My partner, Ben, had been seemingly engrossed in watching something unknown outside, when I'd entered the flat, barely aware of my roared greeting somewhere in the vicinity of his ear. He'd nodded, smiled, accepted my kiss, then complained of my sticky body and gingerbread pumpkin flavoured sweat. I'd immediately taken the mumbled, distracted hint and taken a shower, despite being curious as to what he'd been watching; his playful shove in the vicinity of my icing smeared, t-shirt covered belly was further incentive to move.

From outside came the first delighted screams of Trick-Or-Treaters as they wound through the streets in a colourful cavalcade of costumes, each small head covered in a myriad of hats - witch-demon-pirate-fairy godmother. I even saw someone dressed as a brown monkey, which I didn't understand. As far as I knew, monkeys weren't scary, nor were they typically associated with Halloween.

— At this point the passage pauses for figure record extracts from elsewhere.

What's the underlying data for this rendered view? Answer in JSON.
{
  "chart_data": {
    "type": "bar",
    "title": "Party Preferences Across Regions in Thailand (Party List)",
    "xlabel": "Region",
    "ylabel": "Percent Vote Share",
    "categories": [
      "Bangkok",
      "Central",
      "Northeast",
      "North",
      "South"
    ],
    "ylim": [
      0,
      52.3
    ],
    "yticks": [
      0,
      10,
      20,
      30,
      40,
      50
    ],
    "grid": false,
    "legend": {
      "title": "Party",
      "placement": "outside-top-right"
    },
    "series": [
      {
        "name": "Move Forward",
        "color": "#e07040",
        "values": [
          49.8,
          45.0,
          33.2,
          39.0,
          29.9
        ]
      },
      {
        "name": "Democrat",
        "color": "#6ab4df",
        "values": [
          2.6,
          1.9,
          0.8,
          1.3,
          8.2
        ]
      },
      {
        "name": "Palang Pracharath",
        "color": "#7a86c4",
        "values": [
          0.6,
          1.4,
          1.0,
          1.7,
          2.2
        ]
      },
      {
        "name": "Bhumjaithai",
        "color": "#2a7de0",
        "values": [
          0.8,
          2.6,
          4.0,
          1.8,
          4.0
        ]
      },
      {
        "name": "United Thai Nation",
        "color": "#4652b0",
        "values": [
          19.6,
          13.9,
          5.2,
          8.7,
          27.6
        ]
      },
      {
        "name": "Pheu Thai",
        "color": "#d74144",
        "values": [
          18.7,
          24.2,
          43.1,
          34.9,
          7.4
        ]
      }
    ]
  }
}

"There's a hole beneath the train tracks, again," Ben finally replied, as he cast an amused glance over his shoulder at me.

"Again? Isn't that the second hole they've found this month?" I asked, as I padded closer to him, to rest my hands upon his hips, and my chin upon his shoulder, before I joined him in staring out of the window.

As Ben had said, many of the National Railway men associated wuth station and railway alike were milling around, either staring down at the hole itself or seemingly flapping around, not doing an awful lot of anything.

"Hmm-hmm, it is," Ben said, as he nodded and turned his attentions back to the tracks outside. "I think there's definitely a problem there. Anyway, Dylan, we'd best get away from the window, otherwise they'll notice that we're nosing."

"Says the man who's been staring out at them for half an hour," I teased, as I pinched and twisted at the flesh of his slightly chubby hip playfully. "Come on, what do you say to a bite to eat and a cup of coffee?

I'm fair starved."

"I don't know how the hell you can look at food all day and still remain hungry," Ben said, as he shook his head in amused amazement at me.

I merely grinned, in return and shrugged, even as I led him into the kitchen by the hand; I pressed him down to sit at the table gently. Ben sighed and relaxed, content to let me do the cooking as usual; my partner was absolutely hopeless at the pursuit and was the type of man talented enough to be able to burn water. Even his toast turned out inexplicably soggy after he'd simply popped the bread in the toaster. I guessed that that was why I was the baker of the partnership and he wasn't; cooking and Ben Reagan did not mix.

I whipped together his favourite snack of French toast, complete with a typically seasonal pumpkin spice coating and a glass of freshly pulped apple juice to wash it down with. Ben grinned greedily when I slid his treat before him, and began to wolf it down, even before I'd taken my own place at the table. I tutted, and shook my head at him, yet predictably, he took no notice of me. Instead, he continued eating.